Bad Boys: Ride or Die follows veteran Miami detectives Mike Lowrey (Smith) and Marcus Burnett (Lawrence) as they investigate police corruption and end up being framed themselves, forcing them to work outside the law to clear both their own names and that of the late Capt. Howard (Joe Pantoliano).
“You’ve never seen the Bad Boys being the bad guys, so that’s the thing that makes it so interesting,” says Fallah. “Now they are the criminals. Now they have to go away from the cops and hit the streets where they’ve locked up all the guys, all these criminals, and become part of them. All of this provides so much tension throughout the movie, and I think also some very hilarious situations.”
Even with Smith in career-rebuilding mode, and he and Lawrence teaming up for the fourth time as these characters, the directors are adamant that the two actors still brought their A-game and their improvisatory style to the project. “These guys are just, like, timeless,” says Fallah. “What they have is magical chemistry that every time you see them—for us as directors, it’s just a blessing to work with these guys because they have so much to give, so much material, that it’s tough for us to make decisions about what we’re going to keep and what we’re not. I think they’re the best duo in cinema history.”

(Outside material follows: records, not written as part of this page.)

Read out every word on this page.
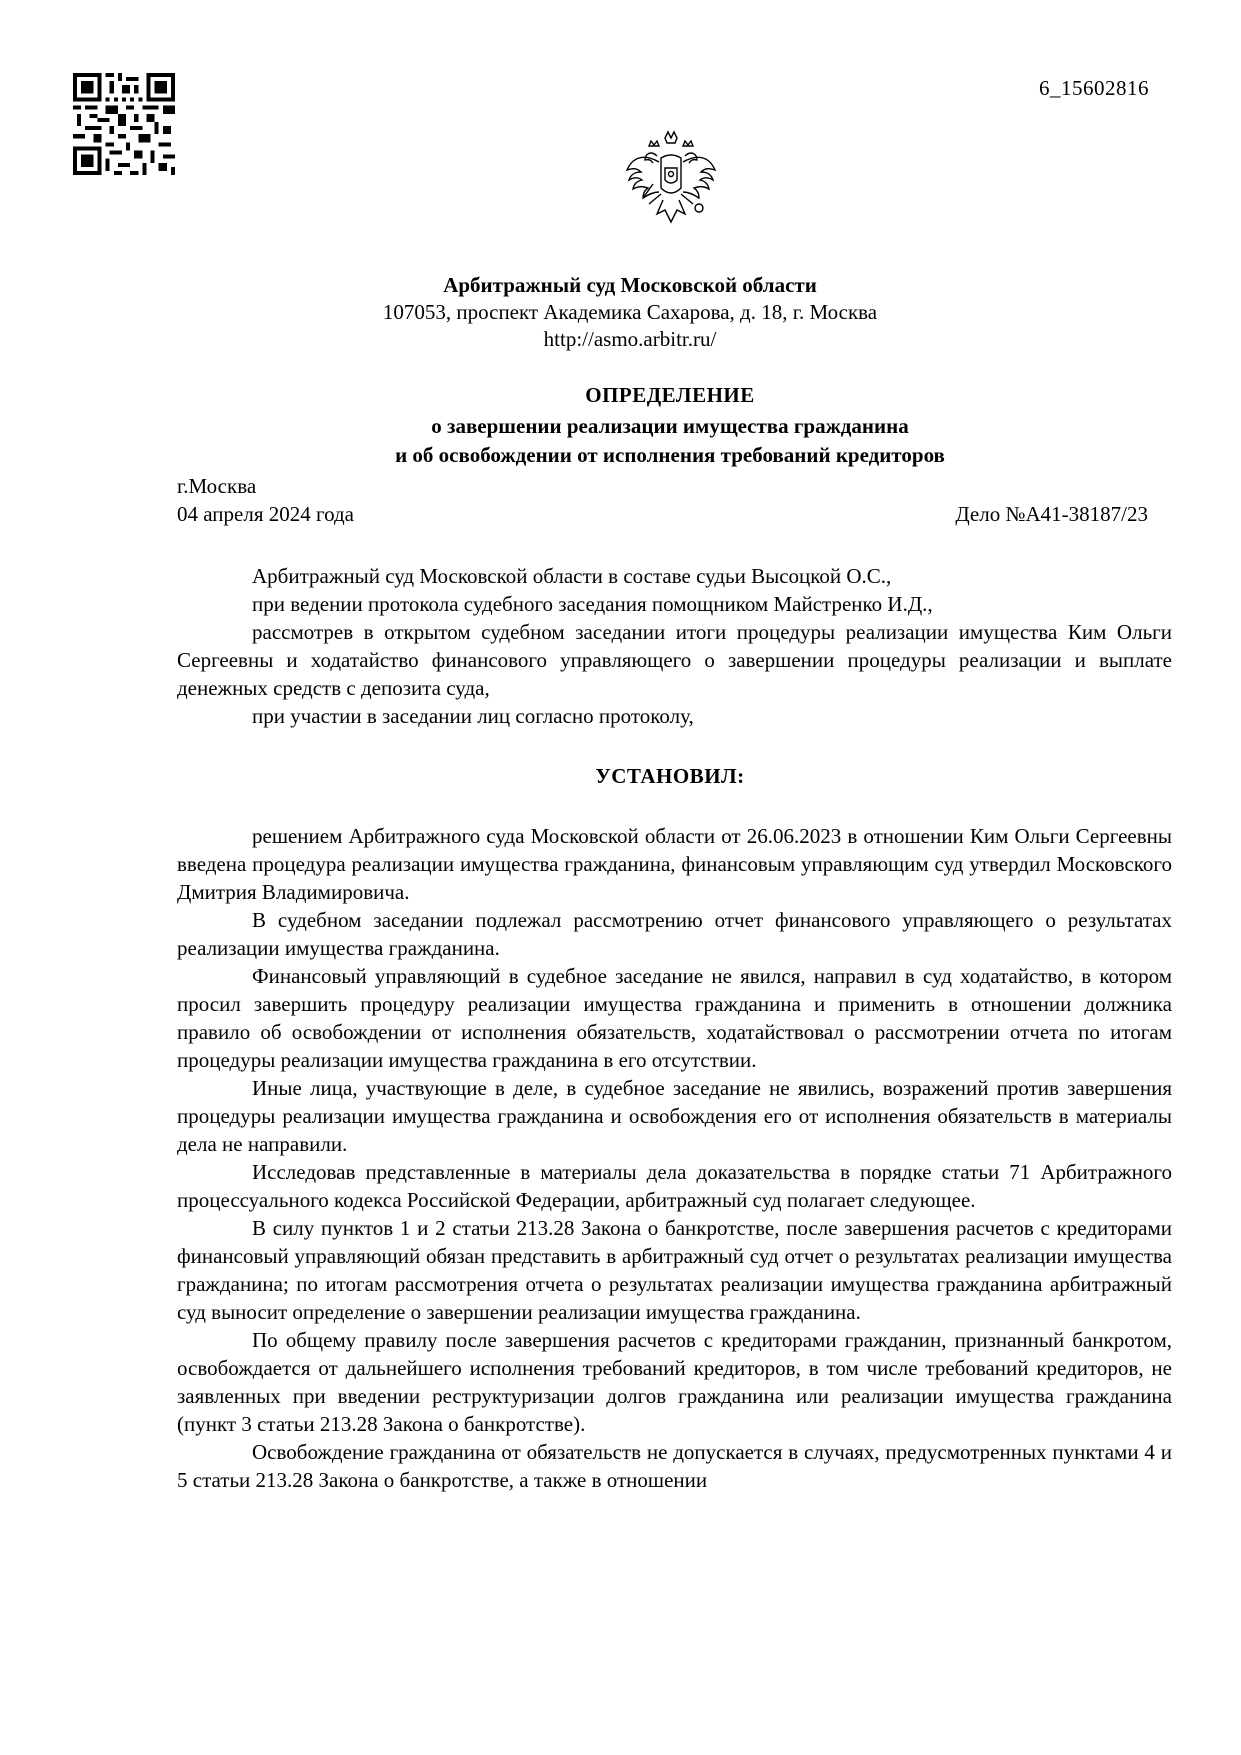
6_15602816
Арбитражный суд Московской области
107053, проспект Академика Сахарова, д. 18, г. Москва
http://asmo.arbitr.ru/
ОПРЕДЕЛЕНИЕ
о завершении реализации имущества гражданина
и об освобождении от исполнения требований кредиторов
г.Москва
04 апреля 2024 года	Дело №А41-38187/23

Арбитражный суд Московской области в составе судьи Высоцкой О.С.,

при ведении протокола судебного заседания помощником Майстренко И.Д.,

рассмотрев в открытом судебном заседании итоги процедуры реализации имущества Ким Ольги Сергеевны и ходатайство финансового управляющего о завершении процедуры реализации и выплате денежных средств с депозита суда,

при участии в заседании лиц согласно протоколу,

УСТАНОВИЛ:

решением Арбитражного суда Московской области от 26.06.2023 в отношении Ким Ольги Сергеевны введена процедура реализации имущества гражданина, финансовым управляющим суд утвердил Московского Дмитрия Владимировича.

В судебном заседании подлежал рассмотрению отчет финансового управляющего о результатах реализации имущества гражданина.

Финансовый управляющий в судебное заседание не явился, направил в суд ходатайство, в котором просил завершить процедуру реализации имущества гражданина и применить в отношении должника правило об освобождении от исполнения обязательств, ходатайствовал о рассмотрении отчета по итогам процедуры реализации имущества гражданина в его отсутствии.

Иные лица, участвующие в деле, в судебное заседание не явились, возражений против завершения процедуры реализации имущества гражданина и освобождения его от исполнения обязательств в материалы дела не направили.

Исследовав представленные в материалы дела доказательства в порядке статьи 71 Арбитражного процессуального кодекса Российской Федерации, арбитражный суд полагает следующее.

В силу пунктов 1 и 2 статьи 213.28 Закона о банкротстве, после завершения расчетов с кредиторами финансовый управляющий обязан представить в арбитражный суд отчет о результатах реализации имущества гражданина; по итогам рассмотрения отчета о результатах реализации имущества гражданина арбитражный суд выносит определение о завершении реализации имущества гражданина.

По общему правилу после завершения расчетов с кредиторами гражданин, признанный банкротом, освобождается от дальнейшего исполнения требований кредиторов, в том числе требований кредиторов, не заявленных при введении реструктуризации долгов гражданина или реализации имущества гражданина (пункт 3 статьи 213.28 Закона о банкротстве).

Освобождение гражданина от обязательств не допускается в случаях, предусмотренных пунктами 4 и 5 статьи 213.28 Закона о банкротстве, а также в отношении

They certainly seem to be, for the moment, the last men standing in the once-inescapable “buddy cop” genre that proliferated at one time in films like Lethal Weapon and Rush Hour.

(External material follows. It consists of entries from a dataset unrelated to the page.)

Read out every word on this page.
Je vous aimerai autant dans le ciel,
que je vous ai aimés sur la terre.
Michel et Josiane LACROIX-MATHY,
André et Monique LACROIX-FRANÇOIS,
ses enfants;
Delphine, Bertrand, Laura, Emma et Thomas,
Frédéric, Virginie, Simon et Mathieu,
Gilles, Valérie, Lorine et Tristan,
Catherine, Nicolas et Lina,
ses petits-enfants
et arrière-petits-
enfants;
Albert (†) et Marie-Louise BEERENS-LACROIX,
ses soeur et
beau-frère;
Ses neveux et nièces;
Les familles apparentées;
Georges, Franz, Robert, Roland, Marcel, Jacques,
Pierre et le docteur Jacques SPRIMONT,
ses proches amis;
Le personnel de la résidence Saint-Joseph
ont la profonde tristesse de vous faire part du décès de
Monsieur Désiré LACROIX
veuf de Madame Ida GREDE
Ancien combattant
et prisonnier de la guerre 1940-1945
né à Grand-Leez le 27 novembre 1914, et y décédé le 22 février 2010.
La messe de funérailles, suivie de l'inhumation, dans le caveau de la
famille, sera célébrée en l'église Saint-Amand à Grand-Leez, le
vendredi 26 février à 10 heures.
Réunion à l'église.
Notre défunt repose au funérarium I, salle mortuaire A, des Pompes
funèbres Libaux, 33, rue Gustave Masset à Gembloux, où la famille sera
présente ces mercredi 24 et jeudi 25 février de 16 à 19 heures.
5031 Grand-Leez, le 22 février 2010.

“In the ’80s and ’90s, there were so many of these movies; they were so popular and doing so well,” says El Arbi about the relative absence of the genre today. “So it’s a bit sad to see that you don’t have this anymore. At the same time, it’s good for us to be one of the last really—not only an action movie but an action-comedy. There are not a lot of comedies being made nowadays, and this is one of the best genres to see in a movie theater.”
“This is something new for [younger audiences] because they didn’t see it in the ’80s and ’90s,” muses Fallah about the continuing appeal of the Bad Boys franchise. “So it’s definitely refreshing. And it’s just also grounded. It’s real action. It’s set in Miami, so you got the Miami flavor, you got the hip hop music, you got the Latino music, all the cultural aspects that are now really popular are in this franchise.”
If Bad Boys: Ride or Die hits with those audiences the way Bad Boys for Life did, then the ideas are already percolating for a fifth and even sixth Bad Boys film. “There are always multiple ideas in every direction,” says El Arbi. “It’s a Bad Boys movie, so we kind of know a little bit better what the audience wants to see or doesn’t want to see.”
Bad Boys: Ride or Die opens in theaters on June 7.